Why: start (consumes resources), stop (interrupts services), restart (brief downtime). User should verify correct VM and understand impact.
Security Considerations
- Requires RBAC permissions (update VirtualMachine resources)
- Stop operations attempt graceful shutdown; guest OS/app data consistency depends on workload
- Start operations consume resources (quota limits apply)
- All operations audited in Kubernetes API logs
- KUBECONFIG credentials never exposed
- ServiceAccount permissions limit controllable VMs
Example Usage
Example 1: Start Stopped VM
User: "Start VM web-server in namespace vms"
Agent: [vm-lifecycle-manager skill]
## VM Lifecycle Operation
| VM Name | `web-server` | Namespace | `vms` | Action | `start` | consumes resources |
Confirm: yes/no
User: "yes"
Agent: [vm_lifecycle(namespace="vms", name="web-server", action="start")]
## ✓ VM Start Successful
VM: `web-server` | Namespace: `vms` | RunStrategy: Always
Impact: Running, consuming resources. Access: virtctl console or SSH
Example 2: Stop with User Reconsidering
User: "Stop the database VM in production namespace"
Agent: [vm-lifecycle-manager skill]
| VM | `database` | Namespace | `production` | Action | `stop` | graceful shutdown |
Confirm: yes/no
User: "wait, no, don't stop it"
Agent: Operation cancelled. VM 'database' in namespace 'production' remains running.
Example 3: Restart VM
User: "Restart test-vm in namespace dev"
Agent: [vm-lifecycle-manager skill]
| VM | `test-vm` | Namespace | `dev` | Action | `restart` | brief interruption ~1-2min |
User: "yes"
Agent: [Composite restart operation]
1. vm_lifecycle(namespace="dev", name="test-vm", action="stop")
2. Verify stopped: resources_get → status.printableStatus="Stopped"
3. Wait 5s
4. vm_lifecycle(namespace="dev", name="test-vm", action="start")
5. Verify started: resources_get → status.printableStatus="Running"
## ✓ VM Restart Successful
VM: `test-vm` | Namespace: `dev` | RunStrategy: Always
Impact: Running after stop+start. Brief interruption. Monitor app logs.

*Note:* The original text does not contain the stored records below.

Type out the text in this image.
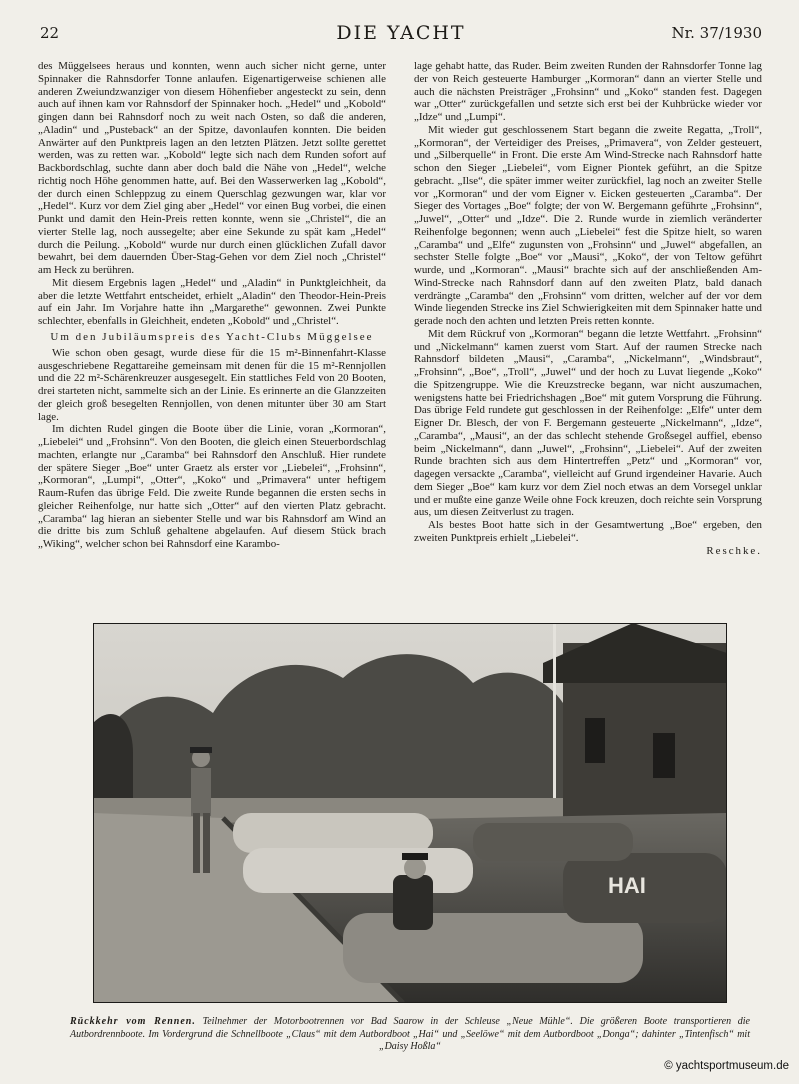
22	DIE YACHT	Nr. 37/1930

des Müggelsees heraus und konnten, wenn auch sicher nicht gerne, unter Spinnaker die Rahnsdorfer Tonne anlaufen. Eigenartigerweise schienen alle anderen Zweiundzwanziger von diesem Höhenfieber angesteckt zu sein, denn auch auf ihnen kam vor Rahnsdorf der Spinnaker hoch. „Hedel“ und „Kobold“ gingen dann bei Rahnsdorf noch zu weit nach Osten, so daß die anderen, „Aladin“ und „Pusteback“ an der Spitze, davonlaufen konnten. Die beiden Anwärter auf den Punktpreis lagen an den letzten Plätzen. Jetzt sollte gerettet werden, was zu retten war. „Kobold“ legte sich nach dem Runden sofort auf Backbordschlag, suchte dann aber doch bald die Nähe von „Hedel“, welche richtig noch Höhe genommen hatte, auf. Bei den Wasserwerken lag „Kobold“, der durch einen Schleppzug zu einem Querschlag gezwungen war, klar vor „Hedel“. Kurz vor dem Ziel ging aber „Hedel“ vor einen Bug vorbei, die einen Punkt und damit den Hein-Preis retten konnte, wenn sie „Christel“, die an vierter Stelle lag, noch aussegelte; aber eine Sekunde zu spät kam „Hedel“ durch die Peilung. „Kobold“ wurde nur durch einen glücklichen Zufall davor bewahrt, bei dem dauernden Über-Stag-Gehen vor dem Ziel noch „Christel“ am Heck zu berühren.

Mit diesem Ergebnis lagen „Hedel“ und „Aladin“ in Punktgleichheit, da aber die letzte Wettfahrt entscheidet, erhielt „Aladin“ den Theodor-Hein-Preis auf ein Jahr. Im Vorjahre hatte ihn „Margarethe“ gewonnen. Zwei Punkte schlechter, ebenfalls in Gleichheit, endeten „Kobold“ und „Christel“.

Um den Jubiläumspreis des Yacht-Clubs Müggelsee

Wie schon oben gesagt, wurde diese für die 15 m²-Binnenfahrt-Klasse ausgeschriebene Regattareihe gemeinsam mit denen für die 15 m²-Rennjollen und die 22 m²-Schärenkreuzer ausgesegelt. Ein stattliches Feld von 20 Booten, drei starteten nicht, sammelte sich an der Linie. Es erinnerte an die Glanzzeiten der gleich groß besegelten Rennjollen, von denen mitunter über 30 am Start lage.

Im dichten Rudel gingen die Boote über die Linie, voran „Kormoran“, „Liebelei“ und „Frohsinn“. Von den Booten, die gleich einen Steuerbordschlag machten, erlangte nur „Caramba“ bei Rahnsdorf den Anschluß. Hier rundete der spätere Sieger „Boe“ unter Graetz als erster vor „Liebelei“, „Frohsinn“, „Kormoran“, „Lumpi“, „Otter“, „Koko“ und „Primavera“ unter heftigem Raum-Rufen das übrige Feld. Die zweite Runde begannen die ersten sechs in gleicher Reihenfolge, nur hatte sich „Otter“ auf den vierten Platz gebracht. „Caramba“ lag hieran an siebenter Stelle und war bis Rahnsdorf am Wind an die dritte bis zum Schluß gehaltene abgelaufen. Auf diesem Stück brach „Wiking“, welcher schon bei Rahnsdorf eine Karambo-

lage gehabt hatte, das Ruder. Beim zweiten Runden der Rahnsdorfer Tonne lag der von Reich gesteuerte Hamburger „Kormoran“ dann an vierter Stelle und auch die nächsten Preisträger „Frohsinn“ und „Koko“ standen fest. Dagegen war „Otter“ zurückgefallen und setzte sich erst bei der Kuhbrücke wieder vor „Idze“ und „Lumpi“.

Mit wieder gut geschlossenem Start begann die zweite Regatta, „Troll“, „Kormoran“, der Verteidiger des Preises, „Primavera“, von Zelder gesteuert, und „Silberquelle“ in Front. Die erste Am Wind-Strecke nach Rahnsdorf hatte schon den Sieger „Liebelei“, vom Eigner Piontek geführt, an die Spitze gebracht. „Ilse“, die später immer weiter zurückfiel, lag noch an zweiter Stelle vor „Kormoran“ und der vom Eigner v. Eicken gesteuerten „Caramba“. Der Sieger des Vortages „Boe“ folgte; der von W. Bergemann geführte „Frohsinn“, „Juwel“, „Otter“ und „Idze“. Die 2. Runde wurde in ziemlich veränderter Reihenfolge begonnen; wenn auch „Liebelei“ fest die Spitze hielt, so waren „Caramba“ und „Elfe“ zugunsten von „Frohsinn“ und „Juwel“ abgefallen, an sechster Stelle folgte „Boe“ vor „Mausi“, „Koko“, der von Teltow geführt wurde, und „Kormoran“. „Mausi“ brachte sich auf der anschließenden Am-Wind-Strecke nach Rahnsdorf dann auf den zweiten Platz, bald danach verdrängte „Caramba“ den „Frohsinn“ vom dritten, welcher auf der vor dem Winde liegenden Strecke ins Ziel Schwierigkeiten mit dem Spinnaker hatte und gerade noch den achten und letzten Preis retten konnte.

Mit dem Rückruf von „Kormoran“ begann die letzte Wettfahrt. „Frohsinn“ und „Nickelmann“ kamen zuerst vom Start. Auf der raumen Strecke nach Rahnsdorf bildeten „Mausi“, „Caramba“, „Nickelmann“, „Windsbraut“, „Frohsinn“, „Boe“, „Troll“, „Juwel“ und der hoch zu Luvat liegende „Koko“ die Spitzengruppe. Wie die Kreuzstrecke begann, war nicht auszumachen, wenigstens hatte bei Friedrichshagen „Boe“ mit gutem Vorsprung die Führung. Das übrige Feld rundete gut geschlossen in der Reihenfolge: „Elfe“ unter dem Eigner Dr. Blesch, der von F. Bergemann gesteuerte „Nickelmann“, „Idze“, „Caramba“, „Mausi“, an der das schlecht stehende Großsegel auffiel, ebenso beim „Nickelmann“, dann „Juwel“, „Frohsinn“, „Liebelei“. Auf der zweiten Runde brachten sich aus dem Hintertreffen „Petz“ und „Kormoran“ vor, dagegen versackte „Caramba“, vielleicht auf Grund irgendeiner Havarie. Auch dem Sieger „Boe“ kam kurz vor dem Ziel noch etwas an dem Vorsegel unklar und er mußte eine ganze Weile ohne Fock kreuzen, doch reichte sein Vorsprung aus, um diesen Zeitverlust zu tragen.

Als bestes Boot hatte sich in der Gesamtwertung „Boe“ ergeben, den zweiten Punktpreis erhielt „Liebelei“.

Reschke.
HAI
Rückkehr vom Rennen. Teilnehmer der Motorbootrennen vor Bad Saarow in der Schleuse „Neue Mühle“. Die größeren Boote transportieren die Autbordrennboote. Im Vordergrund die Schnellboote „Claus“ mit dem Autbordboot „Hai“ und „Seelöwe“ mit dem Autbordboot „Donga“; dahinter „Tintenfisch“ mit „Daisy Hoßla“
© yachtsportmuseum.de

Example 4: VM Already in Desired State
User: "Start web-server in namespace vms"
Agent: [vm-lifecycle-manager skill]
[vm_lifecycle(action="start")]
## ℹ️ VM Already Running
VM: `web-server` | Namespace: `vms` | Status: Running
Result: No action taken - VM already in desired state.
To restart: "Restart VM web-server in namespace vms"
Example 5: Batch Operations
User: "Stop VMs web-01, web-02, web-03 in namespace production"
Agent: [vm-lifecycle-manager skill - batch mode]
## Batch Lifecycle Operation
Stopping 3 VMs in 'production': web-01, web-02, web-03
Impact: All 3 VMs will shut down, services interrupted.
Confirm: yes/no
User: "yes"
Agent: [Executes vm_lifecycle for each VM sequentially]
## ✓ Batch Stop Successful
- web-01: Stopped
- web-02: Stopped
- web-03: Stopped
All VMs stopped. Resources freed.